Comment s’est passé le processus de création à trois têtes de Showtime ?
Sonia Cordeau C’est notre dernier show [rires]!
Simon Lacroix Au départ, l’écriture a été plus ardue que pour nos autres spectacles. Jusque-là, on créait plutôt des pièces en divers tableaux et pour de plus petites salles. Ici, c’était complètement autre chose, on était ailleurs. Quand Jean-Simon et David nous ont offert d’être artistes en résidence chez Duceppe, pour nous ça voulait dire «faire un gros show dans une grosse salle». Aussi, ils nous avaient demandé d’écrire une histoire. Nous sommes reparti·e·s avec ça et avons écrit pendant une année plein d’affaires… pas bonnes.
Raphaëlle Lalande On ne savait pas par quel bout prendre ça.
«L’une de nos inquiétudes était d’éviter à tout prix de nous dénaturer en arrivant sur un grand plateau comme celui-ci.»
Simon Et est venu le moment où, après un an d’écriture infructueuse, nous avons dit aux deux directeurs artistiques que malheureusement, ça ne marcherait pas, que c’était difficile pour nous de raconter une histoire… Tout de suite, ils nous ont lancé «Pas de problème, ne racontez pas d’histoire! Faites ce que vous voulez!» Après ça, l’écriture a sérieusement débloqué.
«On s’entend tellement bien tous les trois, c’est fou! On est comme trois têtes, mais un seul cerveau.»
Bref, nous sommes parti·e·s de cette prémisse vécue de «Projet Bocal qui tente de faire un spectacle à grand déploiement», puis on s’est lâché·e·s lousses dans l’écriture !

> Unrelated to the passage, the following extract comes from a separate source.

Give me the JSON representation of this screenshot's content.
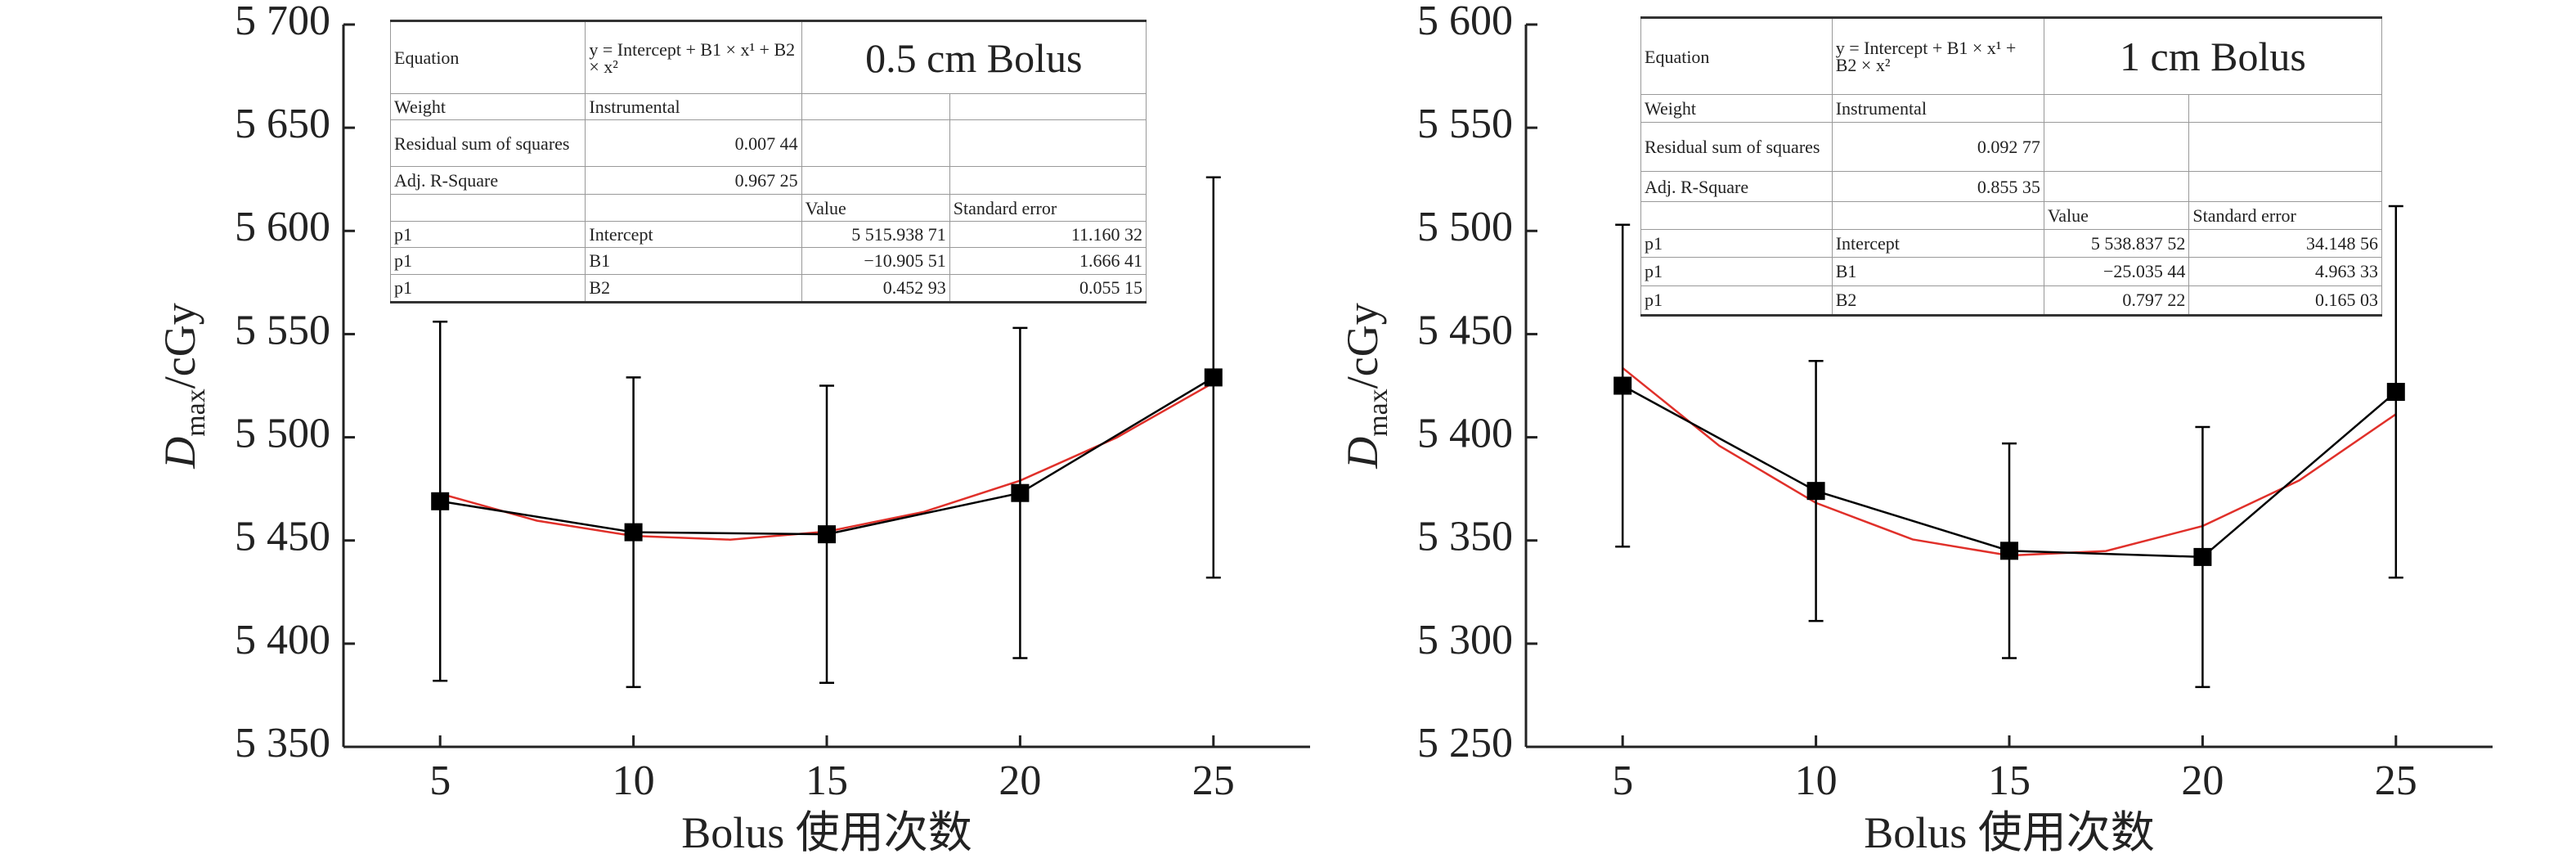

Vous vous payez la traite chez Duceppe également au niveau de la mise en scène et des moyens techniques, n’est-ce pas ?
Sonia Oui et on ne s’est jamais censuré·e·s. On a flyé jusqu’au bout! Après, avec l’équipe de Duceppe, on a regardé ce qui était possible ou non. Et beaucoup de choses l’étaient!
Simon Honnêtement, c’est comme un rêve. L’équipe de Duceppe est juste incroyable. Tout le monde était partant, même si nous proposions des idées un peu grosses, quand même! Bien sûr, plus on avançait, plus on a dû faire quelques petits deuils… Ç’a l’air qu’un drone sur une scène, c’est compliqué [rires].
Sonia Mais, il y a toujours eu de nouvelles options intéressantes qui nous ont été suggérées. Nous sommes vraiment content·e·s !
Raphaëlle Les concepteur·trice·s aussi ont embarqué dans ce gros show très chargé techniquement, que ce soit au niveau des décors, des costumes ou des éclairages. Il n’y a pas seulement trois, quatre cues dans le spectacle!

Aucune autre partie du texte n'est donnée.